I don't have to be forever worshipping a god I don't think either exists or if it does exist doesn't give a rat ...[text shortened]... hat is MY POV and accept it, I accept you will always worship what you think is your god.
So be it.
@KellyJay
The universe and the fate of the universe has ZERO to do with our lives here on Earth, the universe has been around a LOT longer than our sun, it was some ten billion years old already when our sun coagulated out of the dust of previous novae and will be around when our sun has grown to the size of the orbit of Mars and has totally consumed Mercury, Venus, Earth and Mars and is by then heating up the moons of Jupiter so all those multi billion year episodes that we see has already played out all over the universe, the birth and death of stars just like our sun in multi billion year time frames, has no bearing on our lives, we got along for hundreds of thousands of years more or less quite fine and we knew ZIP about the real world, when the only thing on the table was getting things on the table to eat and finding shelter from storms.

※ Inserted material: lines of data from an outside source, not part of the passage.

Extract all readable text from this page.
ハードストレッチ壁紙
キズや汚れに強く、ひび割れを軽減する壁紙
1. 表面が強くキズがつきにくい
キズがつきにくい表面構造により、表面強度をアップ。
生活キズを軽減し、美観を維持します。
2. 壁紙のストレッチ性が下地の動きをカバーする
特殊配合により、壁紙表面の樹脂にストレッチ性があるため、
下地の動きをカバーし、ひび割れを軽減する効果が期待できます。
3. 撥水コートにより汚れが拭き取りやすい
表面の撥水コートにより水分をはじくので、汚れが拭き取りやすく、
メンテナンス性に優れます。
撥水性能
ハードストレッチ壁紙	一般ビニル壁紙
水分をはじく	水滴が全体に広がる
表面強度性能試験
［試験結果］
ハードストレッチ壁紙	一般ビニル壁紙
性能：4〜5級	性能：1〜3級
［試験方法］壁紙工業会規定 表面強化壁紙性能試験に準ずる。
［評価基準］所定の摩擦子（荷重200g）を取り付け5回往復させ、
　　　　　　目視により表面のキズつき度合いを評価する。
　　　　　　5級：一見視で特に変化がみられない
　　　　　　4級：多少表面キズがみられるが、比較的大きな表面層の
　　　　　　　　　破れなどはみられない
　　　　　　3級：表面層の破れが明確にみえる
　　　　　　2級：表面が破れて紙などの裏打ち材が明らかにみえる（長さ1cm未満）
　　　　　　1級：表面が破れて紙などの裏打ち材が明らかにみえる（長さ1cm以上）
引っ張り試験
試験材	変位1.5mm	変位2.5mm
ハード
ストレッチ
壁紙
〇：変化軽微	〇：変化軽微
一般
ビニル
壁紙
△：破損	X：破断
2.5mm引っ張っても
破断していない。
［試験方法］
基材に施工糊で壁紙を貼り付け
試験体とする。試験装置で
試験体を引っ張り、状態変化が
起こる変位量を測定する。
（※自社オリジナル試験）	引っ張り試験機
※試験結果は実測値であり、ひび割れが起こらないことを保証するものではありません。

The only thing bothering us about the universe right now is the possibility of another huge asteroid hit like the one that may have ended the age of dinosaurs and we know now in I think the year 2030 there is a 70 odd % chance of a huge one actually hitting Earth so plans are in place to deal with it, we already did the experiment of nudging an asteroid with a direct hit by a probe and saw the orbital mechanics change, it is not in the same orbit it was so we have a good chance of deflecting the one they think will actually hit Earth.
That aside, there is nothing in the Universe threatening us and we will live or die as a species on our own petards not by worshipping a deity.
A big asteroid hit will not be deflected by your god, in fact if it is destined to hit the argument could be made that is exactly what this god WANTED, maybe to get rid of the humans ruining this clear jewel of a planet we are hell bent on destroying.
Maybe your god has already made the determination we don't DESERVE to live on this planet we are treating like it is in infinite resource we can do anything we like to.
@sonhouse saidYou make claims you cannot prove about time and processes, and even if the age statement is true that does not speak to how it all started, that would only mean it started long ago nothing more. The rest is beyond the scope of a purely materialistic world, the material the universe is made of didn't create itself out of nothing.
@KellyJay
The universe and the fate of the universe has ZERO to do with our lives here on Earth, the universe has been around a LOT longer than our sun, it was some ten billion years old already when our sun coagulated out of the dust of previous novae and will be around when our sun has grown to the size of the orbit of Mars and has totally consumed Mercury, Venus, Earth a ...[text shortened]... o live on this planet we are treating like it is in infinite resource we can do anything we like to.